Should the Voting Age Be Lowered Again?

Jainayah Madeus, Reporter

    A few decades ago the legal voting age in America was 21. This caused a turmoil among the citizens due to the fact that 18 year olds were old enough to get married, work, go to war, and were expected to pay taxes as others adults did. In the Vietnam War the average age of US soldiers was 19 because of how many young people were in the army. In 1971, Senator Jennings Randolph, a democrat of West Virginia, proposed a constitutional amendment to lower the voting age and it unanimously passed to the Senate. In the House of US Representatives only 19 out of 419 congressmen opposed it and it was sent out to the states to be ratified.
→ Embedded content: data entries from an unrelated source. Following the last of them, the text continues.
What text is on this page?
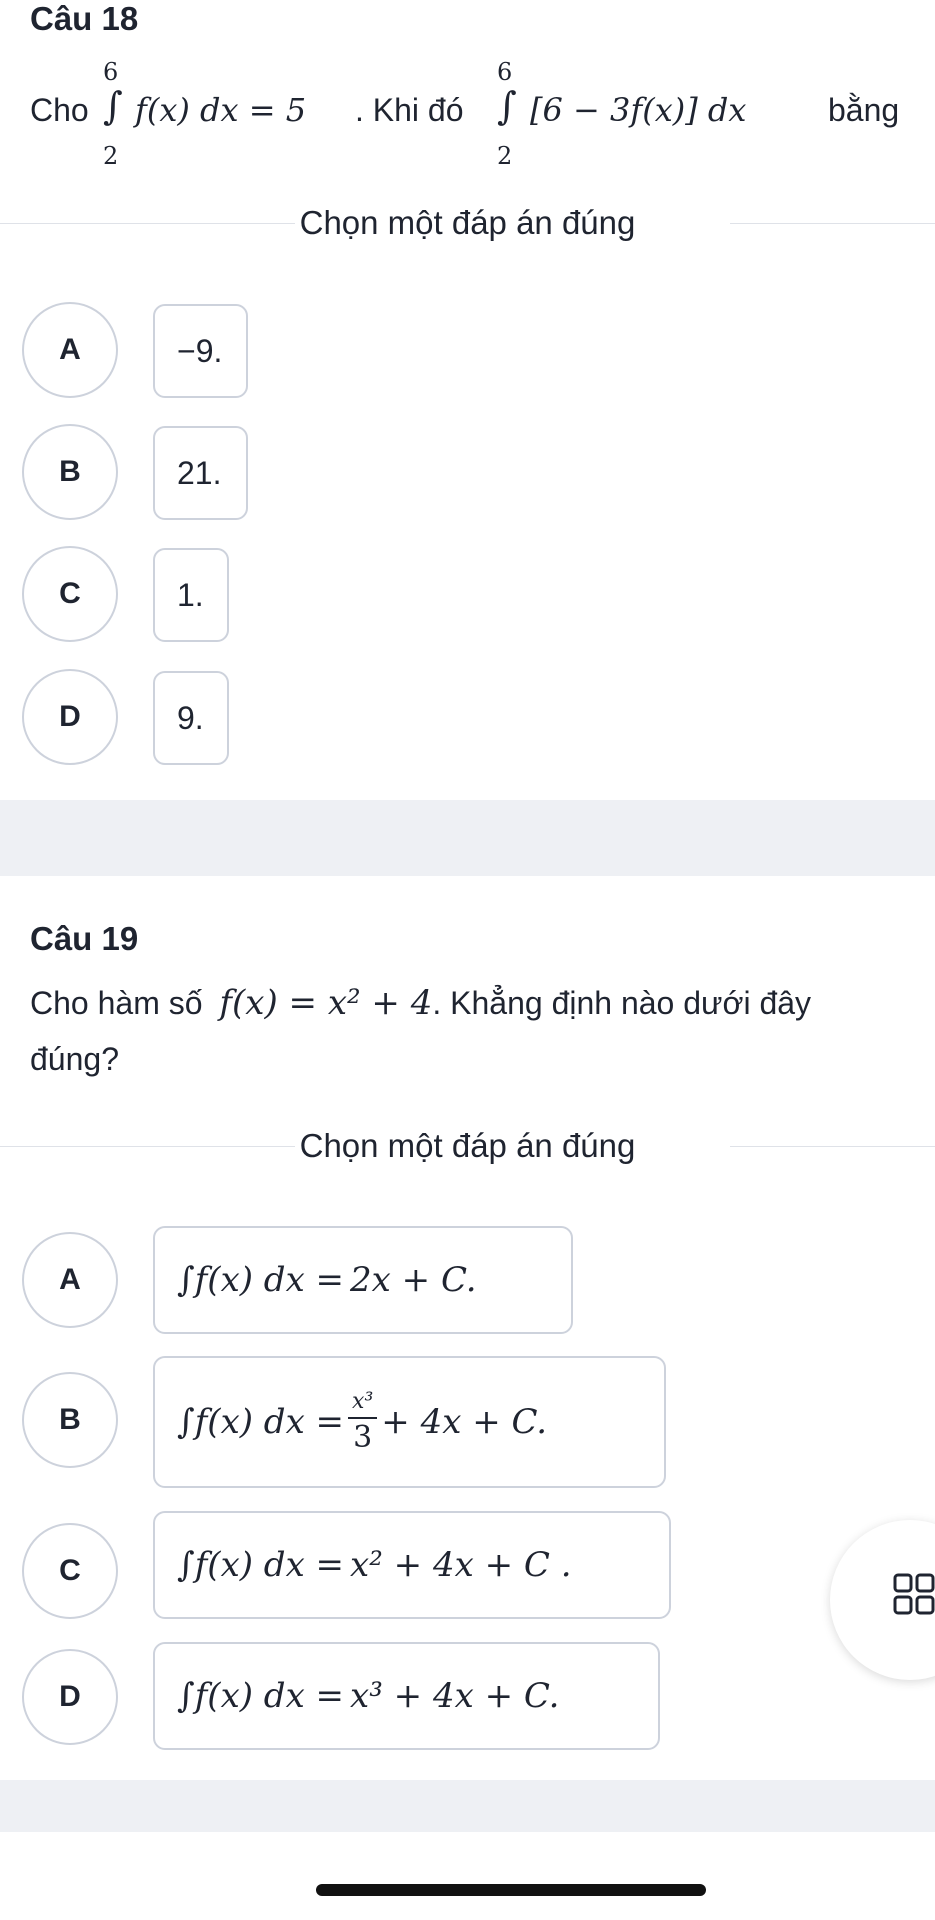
Câu 18
Cho
6
∫
2
f(x) dx = 5 . Khi đó
6
∫
2
[6 − 3f(x)] dx	bằng
Chọn một đáp án đúng
A	−9.
B	21.
C	1.
D	9.
Câu 19
Cho hàm số f(x) = x² + 4. Khẳng định nào dưới đây
đúng?
Chọn một đáp án đúng
A	∫f(x) dx = 2x + C.
B	∫f(x) dx = $\frac{\text{x³}}{3} + 4x + C$.
C	∫f(x) dx = x² + 4x + C .
D	∫f(x) dx = x³ + 4x + C.
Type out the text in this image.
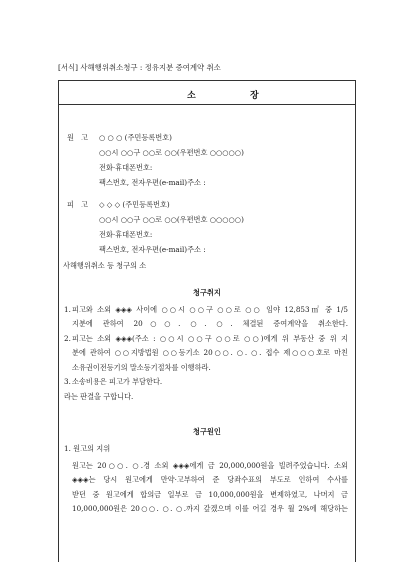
[서식] 사해행위취소청구 : 정유지분 증여계약 취소
소	장
원 고 ○ ○ ○ (주민등록번호)
○○시 ○○구 ○○로 ○○(우편번호 ○○○○○)
전화·휴대폰번호:
팩스번호, 전자우편(e-mail)주소 :
피 고 ◇ ◇ ◇ (주민등록번호)
○○시 ○○구 ○○로 ○○(우편번호 ○○○○○)
전화·휴대폰번호:
팩스번호, 전자우편(e-mail)주소 :
사해행위취소 등 청구의 소
청구취지
1. 피고와 소외 ◈◈◈ 사이에 ○○시 ○○구 ○○로 ○○ 임야 12,853㎡ 중 1/5
지분에 관하여 20○○. ○. ○. 체결된 증여계약을 취소한다.
2. 피고는 소외 ◈◈◈(주소 : ○○시 ○○구 ○○로 ○○)에게 위 부동산 중 위 지
분에 관하여 ○○지방법원 ○○등기소 20○○. ○. ○. 접수 제○○○호로 마친
소유권이전등기의 말소등기절차를 이행하라.
3. 소송비용은 피고가 부담한다.
라는 판결을 구합니다.
청구원인
1. 원고의 지위
원고는 20○○. ○.경 소외 ◈◈◈에게 금 20,000,000원을 빌려주었습니다. 소외
◈◈◈는 당시 원고에게 만약·고부하여 준 당좌수표의 부도로 인하여 수사를
받던 중 원고에게 합의금 일부로 금 10,000,000원을 변제하였고, 나머지 금
10,000,000원은 20○○. ○. ○.까지 갚겠으며 이를 어길 경우 월 2%에 해당하는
On July 5, 1971, President Richard Nixon formally certified the 26th Amendment of the Constitution, which granted 18 year olds the right to vote.

 

    Right now another debate is going on because some people want the legal age to vote to be lowered again – to 16. Just like any other debate, there are always two sides trying to prove why their argument is right. Some people believe that 16 year olds should be able to vote because they are just as knowledgeable about civics and have the same ability to make good voting choices as older voters, and that they should have a voice in the laws that affect their lives and a stake in the future of their country.

 

    One of their big claims is that lowering the voting age to 16 increases voter turnout and develops lifelong voting habits. The most recent voting census told us that less than half of the 18 year olds in America voted. A reason for this might be because of how hectic a lot of their lives are. Fresh graduates are busy getting their college and home lives situated, some are even moving across  the country to go to their dream school. It’s a very busy time in new adults’ lives and they don’t always set a time to go vote. That being said, 16 year olds have way less crazy schedules and if they were to start participating in elections, it would start a healthy habit and increase the amount of young people who vote. In a Maryland city where you can start voting at 16, about

“…17% of sixteen and seventeen year old eligible voters cast a ballot in the local election. That’s about double the 8.5% of eligible 18 year olds.””

— Writer

 

    Tyler Okeke, a Los Angeles Unified School District (LAUSD) student board member and Power California youth leader, had this to say on the matter: “Young people in our generation have been extremely involved in politics informally in the form of movements, in the form of organizing protests. Namely, we’ve been the lifeblood and at the forefront of the Black Lives Matter movement, of the #MeToo movement, of the movement for immigrant justice and environmental justice. And these are all spaces where we have a long history of showing up and showing out and showing that we care. And I think pairing both our civic and outdoor advocacy and grassroots advocacy with the ballot is important to making sure that our action is coordinated in – and on all fronts.”

 

    Even with all of these things being said, the vast majority of Americans of all ages and political views agree that 16-year-olds should not be given the right to vote. They believe that the number of young Americans participating in elections is so low suggests that people aren’t ready to vote until later in life. A popular statement used to go against letting 16 year olds vote is that a lot of them don’t even care for politics. Of course there are mature 16 year olds who do have interests in politics but waiting two more years doesn’t do them any harm. A lot of the teens would just vote for the more popular candidate, who their friends are voting for, or some might even get pushed to voting for a certain person by their family. By waiting two more years, it will expand their knowledge on politics. There is also the argument about whether 16 year olds are mature enough to vote or not. Some critics say that sixteen year olds aren’t mature enough or have enough life experience and researchers generally agree that the brain is still developing until the mid-twenties, with moral reasoning and abstract thought coming later in the cycle than previously thought.

 

    Both sides of this debate about lowering the voting age have good evidence to support their claims. In the future, this argument might even change an amendment. We’ll just have to wait and see if our country will have any more big changes.